Most local governments already have the authority to make practical reforms that allow incremental housing growth to happen again. Strong Towns outlines several of these in the Housing-Ready City Toolkit, including allowing duplexes and triplexes by right, permitting accessory dwelling units (ADUs) in residential neighborhoods, legalizing starter homes, eliminating excessive lot size requirements, repealing parking mandates, and streamlining approval processes.
These are not radical ideas. They are intentionally incremental reforms designed to legalize the kinds of development patterns that built many of our most beloved neighborhoods in the first place.
And cities across North America are already demonstrating what this looks like in practice.
Fayetteville, Arkansas, legalized ADUs and reduced lot size barriers to allow incremental neighborhood growth. South Bend, Indiana, streamlined approvals and developed preapproved housing plans that can now be permitted in minutes instead of months. Atlanta reduced parking requirements, making small cottage developments financially viable. Kalamazoo, Michigan, reformed ADU rules, lowered lot size requirements, reduced parking minimums, and empowered local builders to begin reinvesting in vacant lots again.
None of these cities solved the housing crisis overnight, but they changed the trajectory. More importantly, they changed the mindset.
Instead of regulating every housing project as though it were a giant leap, they began creating systems capable of allowing small bets, gradual adaptation, and local reinvestment to happen again.
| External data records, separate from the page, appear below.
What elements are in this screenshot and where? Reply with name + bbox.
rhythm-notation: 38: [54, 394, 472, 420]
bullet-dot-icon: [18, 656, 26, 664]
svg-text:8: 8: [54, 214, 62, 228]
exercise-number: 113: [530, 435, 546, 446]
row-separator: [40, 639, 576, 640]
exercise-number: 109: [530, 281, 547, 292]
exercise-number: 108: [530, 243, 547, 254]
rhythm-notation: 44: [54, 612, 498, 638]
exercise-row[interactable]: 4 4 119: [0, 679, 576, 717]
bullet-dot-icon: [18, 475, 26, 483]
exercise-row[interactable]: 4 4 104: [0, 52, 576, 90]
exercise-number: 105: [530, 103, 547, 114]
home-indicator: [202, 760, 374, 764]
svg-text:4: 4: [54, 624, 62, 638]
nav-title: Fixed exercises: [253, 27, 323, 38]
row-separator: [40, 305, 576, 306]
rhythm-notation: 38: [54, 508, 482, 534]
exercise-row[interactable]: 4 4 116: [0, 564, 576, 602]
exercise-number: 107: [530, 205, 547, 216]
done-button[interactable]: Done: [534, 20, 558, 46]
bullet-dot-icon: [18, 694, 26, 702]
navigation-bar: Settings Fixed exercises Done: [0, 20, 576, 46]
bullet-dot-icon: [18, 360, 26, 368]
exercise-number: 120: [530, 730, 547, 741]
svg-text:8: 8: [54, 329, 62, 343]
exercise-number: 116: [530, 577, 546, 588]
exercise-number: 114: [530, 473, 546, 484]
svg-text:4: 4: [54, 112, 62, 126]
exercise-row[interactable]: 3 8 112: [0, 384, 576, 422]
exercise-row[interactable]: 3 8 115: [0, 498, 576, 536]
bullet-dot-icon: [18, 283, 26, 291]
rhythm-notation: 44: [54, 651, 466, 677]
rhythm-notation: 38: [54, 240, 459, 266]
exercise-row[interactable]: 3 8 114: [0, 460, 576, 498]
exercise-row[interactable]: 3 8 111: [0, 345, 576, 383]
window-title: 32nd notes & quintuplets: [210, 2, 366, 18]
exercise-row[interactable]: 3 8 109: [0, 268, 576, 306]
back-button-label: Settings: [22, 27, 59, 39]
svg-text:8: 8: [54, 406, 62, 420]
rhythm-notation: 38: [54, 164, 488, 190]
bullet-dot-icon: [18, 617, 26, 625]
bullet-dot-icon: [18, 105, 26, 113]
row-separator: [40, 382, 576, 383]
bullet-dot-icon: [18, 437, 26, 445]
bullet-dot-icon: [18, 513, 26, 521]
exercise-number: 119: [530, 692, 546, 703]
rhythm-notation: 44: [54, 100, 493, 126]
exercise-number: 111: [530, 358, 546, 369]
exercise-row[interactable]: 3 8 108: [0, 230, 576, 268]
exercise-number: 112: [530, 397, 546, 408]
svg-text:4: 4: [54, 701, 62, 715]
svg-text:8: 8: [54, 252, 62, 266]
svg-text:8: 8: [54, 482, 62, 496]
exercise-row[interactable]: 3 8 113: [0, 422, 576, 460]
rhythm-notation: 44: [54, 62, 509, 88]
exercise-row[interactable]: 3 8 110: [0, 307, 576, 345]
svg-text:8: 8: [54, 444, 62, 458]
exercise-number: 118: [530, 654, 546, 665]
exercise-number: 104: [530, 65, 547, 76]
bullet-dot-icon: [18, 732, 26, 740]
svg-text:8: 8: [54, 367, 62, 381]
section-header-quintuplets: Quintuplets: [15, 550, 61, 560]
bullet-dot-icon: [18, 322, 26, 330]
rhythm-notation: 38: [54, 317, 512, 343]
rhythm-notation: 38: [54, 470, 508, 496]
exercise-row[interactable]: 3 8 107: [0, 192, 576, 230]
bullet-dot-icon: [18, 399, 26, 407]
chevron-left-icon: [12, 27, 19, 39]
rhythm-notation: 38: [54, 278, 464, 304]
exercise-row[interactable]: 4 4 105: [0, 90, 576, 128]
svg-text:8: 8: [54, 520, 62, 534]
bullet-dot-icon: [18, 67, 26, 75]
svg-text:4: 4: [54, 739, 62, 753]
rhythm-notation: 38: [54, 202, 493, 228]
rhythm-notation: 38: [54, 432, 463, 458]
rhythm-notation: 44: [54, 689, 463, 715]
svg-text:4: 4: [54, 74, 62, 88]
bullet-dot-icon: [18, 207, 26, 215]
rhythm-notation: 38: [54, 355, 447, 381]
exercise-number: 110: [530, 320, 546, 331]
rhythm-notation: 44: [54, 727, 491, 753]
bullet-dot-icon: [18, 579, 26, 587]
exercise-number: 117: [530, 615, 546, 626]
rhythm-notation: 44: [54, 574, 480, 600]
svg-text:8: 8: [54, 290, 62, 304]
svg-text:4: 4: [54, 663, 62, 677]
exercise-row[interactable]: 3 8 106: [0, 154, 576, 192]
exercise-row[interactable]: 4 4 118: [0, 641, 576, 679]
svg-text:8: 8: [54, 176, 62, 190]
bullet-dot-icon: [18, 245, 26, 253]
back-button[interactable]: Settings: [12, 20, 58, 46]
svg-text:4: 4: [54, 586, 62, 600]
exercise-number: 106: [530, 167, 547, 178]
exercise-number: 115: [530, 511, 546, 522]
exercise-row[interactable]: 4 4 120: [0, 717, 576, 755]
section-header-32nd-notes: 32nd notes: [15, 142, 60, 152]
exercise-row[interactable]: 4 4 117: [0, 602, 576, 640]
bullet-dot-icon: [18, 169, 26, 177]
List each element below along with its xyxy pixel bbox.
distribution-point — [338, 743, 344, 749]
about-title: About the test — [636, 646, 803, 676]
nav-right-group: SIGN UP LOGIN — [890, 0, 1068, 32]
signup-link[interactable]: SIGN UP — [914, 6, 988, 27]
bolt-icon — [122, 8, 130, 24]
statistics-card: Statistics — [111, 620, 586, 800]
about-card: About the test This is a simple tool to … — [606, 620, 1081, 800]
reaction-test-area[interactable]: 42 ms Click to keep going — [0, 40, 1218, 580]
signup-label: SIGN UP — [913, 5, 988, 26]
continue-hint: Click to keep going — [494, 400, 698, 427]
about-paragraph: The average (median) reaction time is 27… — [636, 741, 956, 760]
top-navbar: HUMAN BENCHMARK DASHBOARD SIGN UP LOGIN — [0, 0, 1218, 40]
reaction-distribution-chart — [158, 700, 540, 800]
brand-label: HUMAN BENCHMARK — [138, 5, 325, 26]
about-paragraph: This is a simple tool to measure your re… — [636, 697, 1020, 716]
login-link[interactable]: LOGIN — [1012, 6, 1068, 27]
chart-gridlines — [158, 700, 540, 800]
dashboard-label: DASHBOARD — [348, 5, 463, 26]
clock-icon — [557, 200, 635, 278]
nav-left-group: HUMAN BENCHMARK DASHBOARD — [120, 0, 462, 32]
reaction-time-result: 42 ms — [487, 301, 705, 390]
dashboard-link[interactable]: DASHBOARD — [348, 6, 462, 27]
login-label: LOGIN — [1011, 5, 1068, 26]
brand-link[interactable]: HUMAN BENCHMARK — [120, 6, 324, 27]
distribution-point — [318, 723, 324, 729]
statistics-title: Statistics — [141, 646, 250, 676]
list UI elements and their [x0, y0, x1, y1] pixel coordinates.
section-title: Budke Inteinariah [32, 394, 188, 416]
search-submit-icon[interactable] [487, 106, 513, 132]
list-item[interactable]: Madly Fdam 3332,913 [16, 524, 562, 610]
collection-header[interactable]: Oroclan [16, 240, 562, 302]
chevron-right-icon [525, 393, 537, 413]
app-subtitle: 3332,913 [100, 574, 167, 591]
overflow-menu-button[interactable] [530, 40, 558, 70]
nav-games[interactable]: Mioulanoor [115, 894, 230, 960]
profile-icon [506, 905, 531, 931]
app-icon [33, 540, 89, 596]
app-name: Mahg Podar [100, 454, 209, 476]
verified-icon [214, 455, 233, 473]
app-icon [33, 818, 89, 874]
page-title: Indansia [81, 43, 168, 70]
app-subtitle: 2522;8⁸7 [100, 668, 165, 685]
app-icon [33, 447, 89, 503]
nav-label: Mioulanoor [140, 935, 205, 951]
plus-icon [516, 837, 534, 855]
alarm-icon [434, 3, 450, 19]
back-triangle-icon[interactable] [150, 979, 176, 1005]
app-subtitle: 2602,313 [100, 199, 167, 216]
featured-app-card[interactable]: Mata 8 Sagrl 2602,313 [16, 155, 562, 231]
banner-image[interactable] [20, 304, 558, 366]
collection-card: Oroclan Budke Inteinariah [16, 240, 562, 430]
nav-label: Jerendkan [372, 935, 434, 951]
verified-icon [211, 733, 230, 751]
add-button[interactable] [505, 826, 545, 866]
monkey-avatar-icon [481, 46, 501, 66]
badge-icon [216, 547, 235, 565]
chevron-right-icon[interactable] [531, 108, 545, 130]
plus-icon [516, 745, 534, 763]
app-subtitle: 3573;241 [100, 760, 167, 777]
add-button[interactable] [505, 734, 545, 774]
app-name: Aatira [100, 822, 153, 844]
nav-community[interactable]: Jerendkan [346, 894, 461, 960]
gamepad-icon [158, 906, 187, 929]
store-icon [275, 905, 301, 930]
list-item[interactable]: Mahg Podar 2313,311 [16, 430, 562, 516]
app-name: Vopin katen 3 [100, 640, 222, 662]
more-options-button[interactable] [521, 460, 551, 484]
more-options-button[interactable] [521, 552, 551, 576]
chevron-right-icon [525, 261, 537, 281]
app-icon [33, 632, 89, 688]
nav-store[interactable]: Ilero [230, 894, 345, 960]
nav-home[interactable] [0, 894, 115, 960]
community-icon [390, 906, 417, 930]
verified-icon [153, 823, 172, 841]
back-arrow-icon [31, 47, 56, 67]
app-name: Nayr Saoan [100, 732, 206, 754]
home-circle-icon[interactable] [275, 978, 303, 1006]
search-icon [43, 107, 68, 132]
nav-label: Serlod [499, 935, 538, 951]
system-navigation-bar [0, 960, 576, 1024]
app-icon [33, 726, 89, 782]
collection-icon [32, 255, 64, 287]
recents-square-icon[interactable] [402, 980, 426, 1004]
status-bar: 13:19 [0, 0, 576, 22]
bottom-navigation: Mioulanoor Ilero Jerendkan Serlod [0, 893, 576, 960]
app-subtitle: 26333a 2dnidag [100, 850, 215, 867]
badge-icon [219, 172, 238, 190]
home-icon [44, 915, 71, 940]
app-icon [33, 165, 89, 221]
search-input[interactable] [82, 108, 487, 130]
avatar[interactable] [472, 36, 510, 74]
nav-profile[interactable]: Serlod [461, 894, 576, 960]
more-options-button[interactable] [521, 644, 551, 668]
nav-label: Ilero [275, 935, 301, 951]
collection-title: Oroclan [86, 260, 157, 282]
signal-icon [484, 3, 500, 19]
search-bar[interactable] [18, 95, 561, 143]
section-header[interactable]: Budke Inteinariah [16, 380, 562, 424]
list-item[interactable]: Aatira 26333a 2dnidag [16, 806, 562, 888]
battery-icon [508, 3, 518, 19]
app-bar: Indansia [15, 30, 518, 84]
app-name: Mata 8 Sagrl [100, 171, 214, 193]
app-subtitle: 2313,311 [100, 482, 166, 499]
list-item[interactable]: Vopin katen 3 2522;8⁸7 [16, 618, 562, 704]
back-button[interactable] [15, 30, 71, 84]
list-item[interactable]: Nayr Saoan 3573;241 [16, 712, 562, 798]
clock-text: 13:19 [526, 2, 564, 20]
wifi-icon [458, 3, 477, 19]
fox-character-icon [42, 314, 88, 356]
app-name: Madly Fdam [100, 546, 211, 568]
That shift matters because strong towns are rarely built through one massive project promising transformation overnight. Strong towns are built through thousands of small acts of investment made by local people over time.
A city that learns how to process a small infill project efficiently is building institutional capacity. A planning staff that learns to distinguish between a regional megaproject and a corner lot reinvestment project begins making more proportional decisions. A council that sees incremental success becomes more willing to tackle larger structural reforms later.
Housing abundance does not emerge from a single grand solution. It emerges from communities that make it easier for many small investments to happen simultaneously. The best housing reform conversations should not begin with the question, “How do we eliminate regulation?”
Instead, they should begin with a simpler one: Are we regulating a giant leap, or accidentally stopping a small step?
Edward Erfurt is the Chief Technical Advisor at Strong Towns. He is a trained architect and passionate urban designer with over 20 years of public- and private-sector experience focused on the management, design, and successful implementation of development and placemaking projects that enrich the tapestry of place. He believes in community-focused processes that are founded on diverse viewpoints, a concern for equity, and guided through time-tested, traditional town-planning principles and development patterns that result in sustainable growth with the community character embraced by the communities which he serves.